Innanzitutto è già dalla metà degli anni ‘90 che questo trend è evidente: negli anni della crisi quello che è successo è che gli anziani non hanno peggiorato la loro condizione, tutti gli altri sì, in particolare i bambini. Il Reddito di Cittadinanza è in linea di principio una buona notizia perché istituisce protezione di ultima istanza per tutti quelli che si trovano in povertà, mentre il Reddito di inclusione lo faceva con cifre bassissime e per solo poche persone. E finalmente non dice “facciamo una cosa sperimentale”, visto che la sperimentalità in Italia è servita sempre per non fare interventi a regime. Certamente avrebbero potuto vedere cosa ha funzionato e cosa no nel REI. Ciò che va corretto è soprattutto il fatto che il Reddito di Cittadinanza sia così orientato all’inserimento lavorativo, senza rendersi conto che una quota di poveri ha un lavoro ma questo non è sufficiente, che non tutti gli adulti sono attivabili – sì c’è il patto di inclusione ma è secondario – e infine che i minori non vengono pressoché nominati, salvo che come giustificazione per non fare cose… Pensare che i Centri per l’Impiego siano il front office è un errore, anche se avessero tutto il personale necessario: non è il loro mestiere valutare i bisogni della famiglia e di trovare gli strumenti: non ne hanno la competenza né loro né tanto meno i navigator.
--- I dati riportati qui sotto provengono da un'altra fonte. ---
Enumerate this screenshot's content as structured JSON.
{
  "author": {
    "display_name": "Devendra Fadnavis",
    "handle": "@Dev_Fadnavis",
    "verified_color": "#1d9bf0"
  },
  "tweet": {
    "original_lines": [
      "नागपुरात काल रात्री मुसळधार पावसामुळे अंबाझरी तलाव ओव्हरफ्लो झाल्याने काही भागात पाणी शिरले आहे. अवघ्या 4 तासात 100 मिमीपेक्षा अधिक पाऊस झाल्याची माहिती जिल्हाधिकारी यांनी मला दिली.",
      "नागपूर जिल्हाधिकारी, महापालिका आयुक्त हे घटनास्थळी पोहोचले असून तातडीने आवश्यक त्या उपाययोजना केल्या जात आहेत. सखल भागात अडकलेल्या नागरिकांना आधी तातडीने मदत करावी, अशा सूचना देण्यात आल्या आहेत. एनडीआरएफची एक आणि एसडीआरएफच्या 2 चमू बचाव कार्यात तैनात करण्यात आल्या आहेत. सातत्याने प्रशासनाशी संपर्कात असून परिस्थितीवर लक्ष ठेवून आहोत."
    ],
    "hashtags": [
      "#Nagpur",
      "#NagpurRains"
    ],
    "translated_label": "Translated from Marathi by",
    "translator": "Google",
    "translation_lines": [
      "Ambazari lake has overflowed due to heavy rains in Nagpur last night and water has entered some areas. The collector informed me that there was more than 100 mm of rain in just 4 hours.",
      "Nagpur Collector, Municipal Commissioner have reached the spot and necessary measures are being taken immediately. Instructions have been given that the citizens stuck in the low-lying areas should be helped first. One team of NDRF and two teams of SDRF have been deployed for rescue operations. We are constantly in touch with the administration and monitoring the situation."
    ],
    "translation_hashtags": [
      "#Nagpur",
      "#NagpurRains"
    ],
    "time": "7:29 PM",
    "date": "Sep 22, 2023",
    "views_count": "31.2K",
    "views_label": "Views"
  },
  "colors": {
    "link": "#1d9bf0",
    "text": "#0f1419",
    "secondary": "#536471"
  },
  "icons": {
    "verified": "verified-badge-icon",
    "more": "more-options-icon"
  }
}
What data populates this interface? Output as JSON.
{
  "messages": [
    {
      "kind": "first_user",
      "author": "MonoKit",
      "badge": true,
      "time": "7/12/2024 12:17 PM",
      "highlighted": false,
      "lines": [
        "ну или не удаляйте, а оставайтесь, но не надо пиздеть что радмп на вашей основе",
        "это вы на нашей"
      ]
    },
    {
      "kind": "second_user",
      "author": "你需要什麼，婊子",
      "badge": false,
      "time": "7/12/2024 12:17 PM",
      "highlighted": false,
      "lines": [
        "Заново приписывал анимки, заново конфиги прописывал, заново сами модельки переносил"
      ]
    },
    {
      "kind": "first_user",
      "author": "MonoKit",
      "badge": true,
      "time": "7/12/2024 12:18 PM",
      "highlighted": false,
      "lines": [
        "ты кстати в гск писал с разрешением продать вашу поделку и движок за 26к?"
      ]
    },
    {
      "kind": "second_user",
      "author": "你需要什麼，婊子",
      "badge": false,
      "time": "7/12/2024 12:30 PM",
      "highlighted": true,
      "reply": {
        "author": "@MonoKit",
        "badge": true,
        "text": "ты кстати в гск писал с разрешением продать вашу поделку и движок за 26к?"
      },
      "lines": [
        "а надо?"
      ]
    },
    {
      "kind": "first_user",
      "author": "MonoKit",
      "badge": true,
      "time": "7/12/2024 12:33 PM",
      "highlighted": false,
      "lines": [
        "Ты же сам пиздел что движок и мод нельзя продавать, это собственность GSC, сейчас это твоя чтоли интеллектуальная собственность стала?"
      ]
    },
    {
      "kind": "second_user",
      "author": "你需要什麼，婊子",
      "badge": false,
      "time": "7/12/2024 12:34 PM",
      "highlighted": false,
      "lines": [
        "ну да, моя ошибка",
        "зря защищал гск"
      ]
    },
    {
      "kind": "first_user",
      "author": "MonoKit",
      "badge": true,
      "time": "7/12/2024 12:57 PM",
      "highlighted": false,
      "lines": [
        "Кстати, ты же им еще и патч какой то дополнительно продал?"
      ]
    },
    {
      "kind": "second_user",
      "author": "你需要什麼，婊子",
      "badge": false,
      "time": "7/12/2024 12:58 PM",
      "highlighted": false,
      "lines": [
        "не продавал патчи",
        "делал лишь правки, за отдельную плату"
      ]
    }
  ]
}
Mi turba inoltre che mentre fa il Reddito di Cittadinanza, il Governo abbia diminuito il fondo per il contrasto della povertà educativa.

Perché questa valutazione multidimensionale dei bisogni della famiglia è cruciale?
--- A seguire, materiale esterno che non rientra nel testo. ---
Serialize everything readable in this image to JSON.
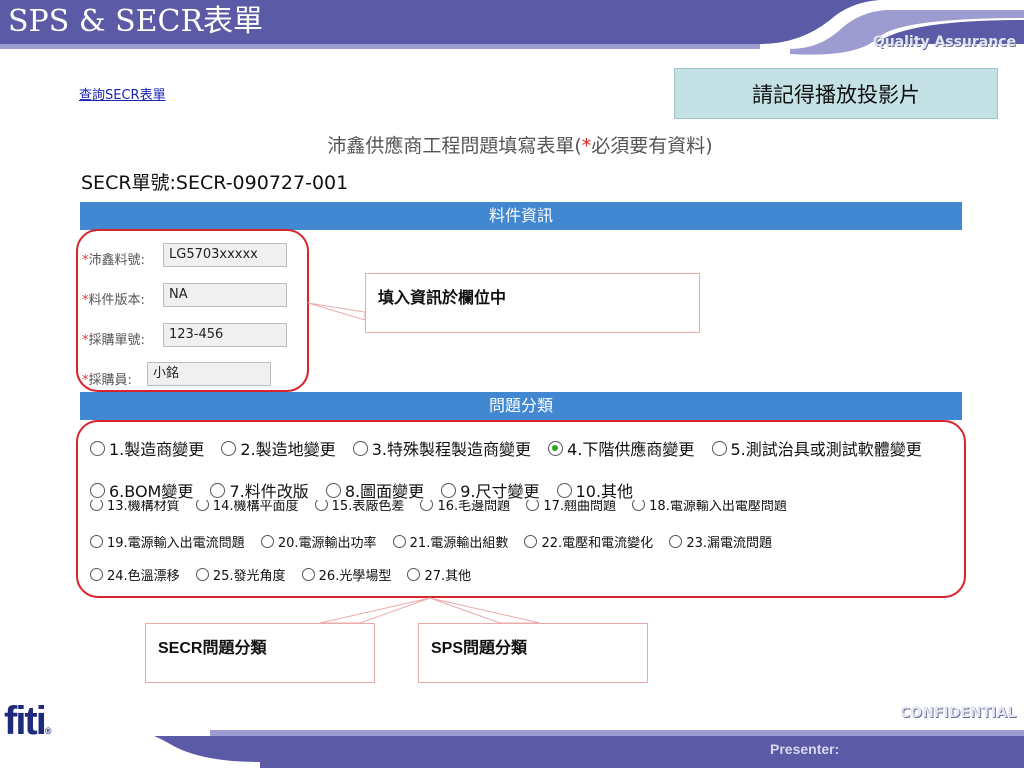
{
  "slide": {
    "title": "SPS & SECR表單",
    "quality_label": "Quality Assurance",
    "note": "請記得播放投影片",
    "confidential": "CONFIDENTIAL",
    "presenter": "Presenter:",
    "logo": "fiti",
    "logo_reg": "®"
  },
  "form": {
    "query_link": "查詢SECR表單",
    "title_main": "沛鑫供應商工程問題填寫表單(",
    "title_star": "*",
    "title_rest": "必須要有資料)",
    "secr_number": "SECR單號:SECR-090727-001",
    "section_item": "料件資訊",
    "section_problem": "問題分類",
    "required_mark": "*",
    "fields": [
      {
        "label": "沛鑫料號:",
        "value": "LG5703xxxxx"
      },
      {
        "label": "料件版本:",
        "value": "NA"
      },
      {
        "label": "採購單號:",
        "value": "123-456"
      },
      {
        "label": "採購員:",
        "value": "小銘"
      }
    ],
    "secr_categories_row1": [
      {
        "label": "1.製造商變更",
        "selected": false
      },
      {
        "label": "2.製造地變更",
        "selected": false
      },
      {
        "label": "3.特殊製程製造商變更",
        "selected": false
      },
      {
        "label": "4.下階供應商變更",
        "selected": true
      },
      {
        "label": "5.測試治具或測試軟體變更",
        "selected": false
      }
    ],
    "secr_categories_row2": [
      {
        "label": "6.BOM變更",
        "selected": false
      },
      {
        "label": "7.料件改版",
        "selected": false
      },
      {
        "label": "8.圖面變更",
        "selected": false
      },
      {
        "label": "9.尺寸變更",
        "selected": false
      },
      {
        "label": "10.其他",
        "selected": false
      }
    ],
    "sps_categories_cut": [
      "13.機構材質",
      "14.機構平面度",
      "15.表廠色差",
      "16.毛邊問題",
      "17.翹曲問題",
      "18.電源輸入出電壓問題"
    ],
    "sps_categories_row1": [
      "19.電源輸入出電流問題",
      "20.電源輸出功率",
      "21.電源輸出組數",
      "22.電壓和電流變化",
      "23.漏電流問題"
    ],
    "sps_categories_row2": [
      "24.色溫漂移",
      "25.發光角度",
      "26.光學場型",
      "27.其他"
    ]
  },
  "callouts": {
    "fill_info": "填入資訊於欄位中",
    "secr_prefix": "SECR",
    "secr_suffix": "問題分類",
    "sps_prefix": "SPS",
    "sps_suffix": "問題分類"
  },
  "colors": {
    "header_bar": "#5a5aa6",
    "section_bar": "#4187d2",
    "callout_border": "#d8232a",
    "note_bg": "#c4e2e6"
  }
}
Per la famiglia lo è. Non basta dire che la mamma con un figlio sotto i 3 anni è esentata dall’essere disponibile al lavoro. Mi interessa invece capire se quella mamma la aiutano, se le danno il nido o se invece il suo bambino, visto che lei non lavora, al nido si dà per scontato che non ci andrà. Non si può mettere tutto dentro RdC? Vero, ma nemmeno in Legge di Bilancio si sono occupati di questo. Ci si lamenta della bassa fecondità ma poi si propone di dare un pezzo di terra. E la scuola? E la mensa? E il tempo pieno? E i servizi? Insomma, è evidente che la povertà per il Governo è solo la mancanza di lavoro del singolo individuo adulto. Hanno preso a riferimento la famiglia per l’Isee, ma poi se la sono dimenticata, la misura è sfasata nella percezione dei bisogni in particolare di minori e donne: ti esento dal lavorare in quanto mamma di un bambino piccolo, ma non mi preoccupo di nulla, tanto ci sei tu che curi il tuo bambino. In altri Paesi si sono già accorti del rischio di esclusione insito in questa scelta, perché poi quanto il bambino va a scuola le donne sono state troppo a lungo fuori dal mercato del lavoro. Negli ultimi anni c’è stata una fortissima disattenzione per i servizi, si è dato per scontato che la famiglia produca tutto al suo interno, ad esempio con le nonne, senza peraltro rendersi conto che alcune iniziative erodevano proprio quelle risorse: se alzo l’età della pensione delle donne, ci saranno meno nonne disponibili per la cura dei nipotini… Ma in generale c’è una visione astratta e ideologica della famiglia, con pochissima attenzione per la realtà effettiva della vita della persone.